On appeal, the Arizona Supreme Court had to determine whether the statute entirely preempted the common law theory—which, in turn, required it to decide whether such preemption would violate the anti-abrogation clause. That, said the justices in a 6-1 ruling, was an easier question than it might seem, because the anti-abrogation clause applies solely to causes of action recognized by courts in 1912.  Since even Ontiveros conceded that dram-shop liability did not exist then, the clause did not bar the legislature from substituting the statute—with its more demanding evidentiary burden—for the common law action recognized in 1983.

But Vice Chief Justice Ann Timmer, writing in dissent, thought this easy answer was too easy. She argued that, “[d]espite its unique name,” dram-shop liability “is just [an action] for simple negligence,” and “a simple negligence action to recover compensation for physical injuries indisputably existed at statehood.”[8]  She conceded that the general rule in 1912 was that tavernkeepers enjoyed immunity for that type of negligence, but nothing in the constitution’s anti-abrogation clause froze such immunity in place.
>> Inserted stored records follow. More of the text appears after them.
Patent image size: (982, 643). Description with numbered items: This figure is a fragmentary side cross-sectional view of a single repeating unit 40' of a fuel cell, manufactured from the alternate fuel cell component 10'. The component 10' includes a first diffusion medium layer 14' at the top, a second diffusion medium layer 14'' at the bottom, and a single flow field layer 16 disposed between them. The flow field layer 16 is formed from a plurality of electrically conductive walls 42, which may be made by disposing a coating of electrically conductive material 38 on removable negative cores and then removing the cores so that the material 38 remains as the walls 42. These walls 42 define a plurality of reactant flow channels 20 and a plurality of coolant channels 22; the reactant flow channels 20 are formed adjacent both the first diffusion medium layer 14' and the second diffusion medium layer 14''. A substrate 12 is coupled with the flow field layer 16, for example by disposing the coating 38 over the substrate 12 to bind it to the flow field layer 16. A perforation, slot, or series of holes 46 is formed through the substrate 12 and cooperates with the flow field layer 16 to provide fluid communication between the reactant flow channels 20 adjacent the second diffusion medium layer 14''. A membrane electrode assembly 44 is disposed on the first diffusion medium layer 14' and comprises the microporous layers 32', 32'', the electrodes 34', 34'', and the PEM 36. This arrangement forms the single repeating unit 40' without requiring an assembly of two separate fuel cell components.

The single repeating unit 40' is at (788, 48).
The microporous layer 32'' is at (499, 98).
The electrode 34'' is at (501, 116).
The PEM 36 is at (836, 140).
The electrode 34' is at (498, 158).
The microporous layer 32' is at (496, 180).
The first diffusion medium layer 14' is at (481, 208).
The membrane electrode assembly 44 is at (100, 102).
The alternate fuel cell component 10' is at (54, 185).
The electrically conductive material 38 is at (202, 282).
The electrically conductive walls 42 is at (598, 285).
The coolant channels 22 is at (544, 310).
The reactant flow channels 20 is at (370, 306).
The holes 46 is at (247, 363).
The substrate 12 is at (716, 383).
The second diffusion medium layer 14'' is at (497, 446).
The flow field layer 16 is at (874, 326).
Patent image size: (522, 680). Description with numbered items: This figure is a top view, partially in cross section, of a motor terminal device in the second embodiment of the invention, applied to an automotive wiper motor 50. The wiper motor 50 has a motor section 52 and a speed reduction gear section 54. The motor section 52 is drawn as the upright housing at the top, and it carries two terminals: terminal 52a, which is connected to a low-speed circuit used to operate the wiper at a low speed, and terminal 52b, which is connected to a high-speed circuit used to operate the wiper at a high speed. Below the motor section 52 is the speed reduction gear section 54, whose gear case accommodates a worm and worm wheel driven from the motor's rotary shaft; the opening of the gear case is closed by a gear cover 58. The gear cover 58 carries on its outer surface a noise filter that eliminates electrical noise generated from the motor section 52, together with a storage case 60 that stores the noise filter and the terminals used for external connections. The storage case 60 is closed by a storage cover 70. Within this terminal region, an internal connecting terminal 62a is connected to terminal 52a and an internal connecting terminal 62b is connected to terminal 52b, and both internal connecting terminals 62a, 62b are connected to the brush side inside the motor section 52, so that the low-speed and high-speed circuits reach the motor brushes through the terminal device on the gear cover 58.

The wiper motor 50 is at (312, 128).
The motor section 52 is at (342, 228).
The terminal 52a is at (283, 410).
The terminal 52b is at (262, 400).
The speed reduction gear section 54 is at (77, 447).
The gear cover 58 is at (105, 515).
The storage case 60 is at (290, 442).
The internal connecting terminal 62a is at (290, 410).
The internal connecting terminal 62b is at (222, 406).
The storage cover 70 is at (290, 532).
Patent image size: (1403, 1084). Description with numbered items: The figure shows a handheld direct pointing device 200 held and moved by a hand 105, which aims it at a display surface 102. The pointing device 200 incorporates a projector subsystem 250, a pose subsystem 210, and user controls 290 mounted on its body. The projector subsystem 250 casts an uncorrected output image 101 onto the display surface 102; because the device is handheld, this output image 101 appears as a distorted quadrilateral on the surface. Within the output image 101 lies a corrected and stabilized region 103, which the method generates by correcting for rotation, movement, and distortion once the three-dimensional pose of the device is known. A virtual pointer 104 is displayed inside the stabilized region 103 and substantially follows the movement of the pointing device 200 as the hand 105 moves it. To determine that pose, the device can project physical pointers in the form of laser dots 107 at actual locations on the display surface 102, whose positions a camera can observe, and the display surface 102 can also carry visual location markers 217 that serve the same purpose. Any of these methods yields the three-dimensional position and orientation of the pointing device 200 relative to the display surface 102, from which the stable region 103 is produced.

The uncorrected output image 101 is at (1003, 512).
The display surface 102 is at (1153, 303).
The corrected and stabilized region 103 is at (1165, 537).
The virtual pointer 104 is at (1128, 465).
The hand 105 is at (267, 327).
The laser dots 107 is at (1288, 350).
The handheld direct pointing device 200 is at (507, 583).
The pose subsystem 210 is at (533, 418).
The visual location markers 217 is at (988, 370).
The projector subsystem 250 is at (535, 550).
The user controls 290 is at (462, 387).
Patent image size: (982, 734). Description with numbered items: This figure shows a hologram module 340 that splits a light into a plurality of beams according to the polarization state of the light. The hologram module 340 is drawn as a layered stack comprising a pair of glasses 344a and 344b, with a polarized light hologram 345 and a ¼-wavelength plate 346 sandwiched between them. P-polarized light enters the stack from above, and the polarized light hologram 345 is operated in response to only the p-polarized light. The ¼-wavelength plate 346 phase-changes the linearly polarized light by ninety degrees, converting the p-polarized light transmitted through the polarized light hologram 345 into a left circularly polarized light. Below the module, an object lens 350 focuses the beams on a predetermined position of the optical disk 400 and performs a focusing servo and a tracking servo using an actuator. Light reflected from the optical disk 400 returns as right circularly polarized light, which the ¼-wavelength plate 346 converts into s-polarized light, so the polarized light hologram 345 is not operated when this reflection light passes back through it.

On the contrary, she wrote, the authors of the anti-abrogation clause were entirely comfortable with the idea of courts “develop[ing] then-existing common law causes of action, molding them to fit modern situations unimagined in 1912.”[9]

Justice Clint Bolick responded to the Vice Chief Justice in a concurrence. He argued that, under Timmer’s theory, “so long as the resulting [liability] rule derives from a generic tort recognized at statehood (here, negligence), the judiciary possesses unbounded power to create new duties, liabilities, and damages; not only those that did not exist when our state was established, but even those that were actually prohibited”—and these new liabilities would enjoy constitutional sanctity.[10] This, he concluded, was a form of “living constitutionalism” that would contradict democratic principles.[11] But as Vice Chief Justice Timmer observed, the “progressive-minded” authors of Arizona’s Constitution expressly chose to limit democratic power in this respect—precisely because they “feared governmental interference with people’s ability to recover compensation for injuries under common law actions.”[12] What’s more, plentiful democratic checks on Arizona courts remain: the initiative process can override unpopular judicial decisions, and Arizona judges are subject to retention elections.

Although seemingly simple, Torres touches on one of the most charged of all constitutional tensions: on one hand, the fact that the principles of reason underlying the law must apply differently in different contexts, and on the other, the constitution’s role in limiting that evolution to ensure the safety and happiness of the people.


[1] 536 P.3d 790 (Ariz. 2023).

[2] Ariz. Const. art. XVIII, § 6.

[3] 667 P.2d 200 (Ariz. 1983).

[4] Id. at 204 (citations omitted).

[5] Id. at 205.

[6] A.R.S. §§ 4-311, 4-312.

[7] Torres, 536 P.3d at 792 (emphasis added).

[8] Id. at 805 (Timmer, V.C.J., dissenting).

[9] Id. at 806 (Timmer, V.C.J., dissenting).

[10] Id. at 799 (Bolick, J., concurring).

[11] Id.

[12] Id. at 809 (Timmer, V.C.J., dissenting).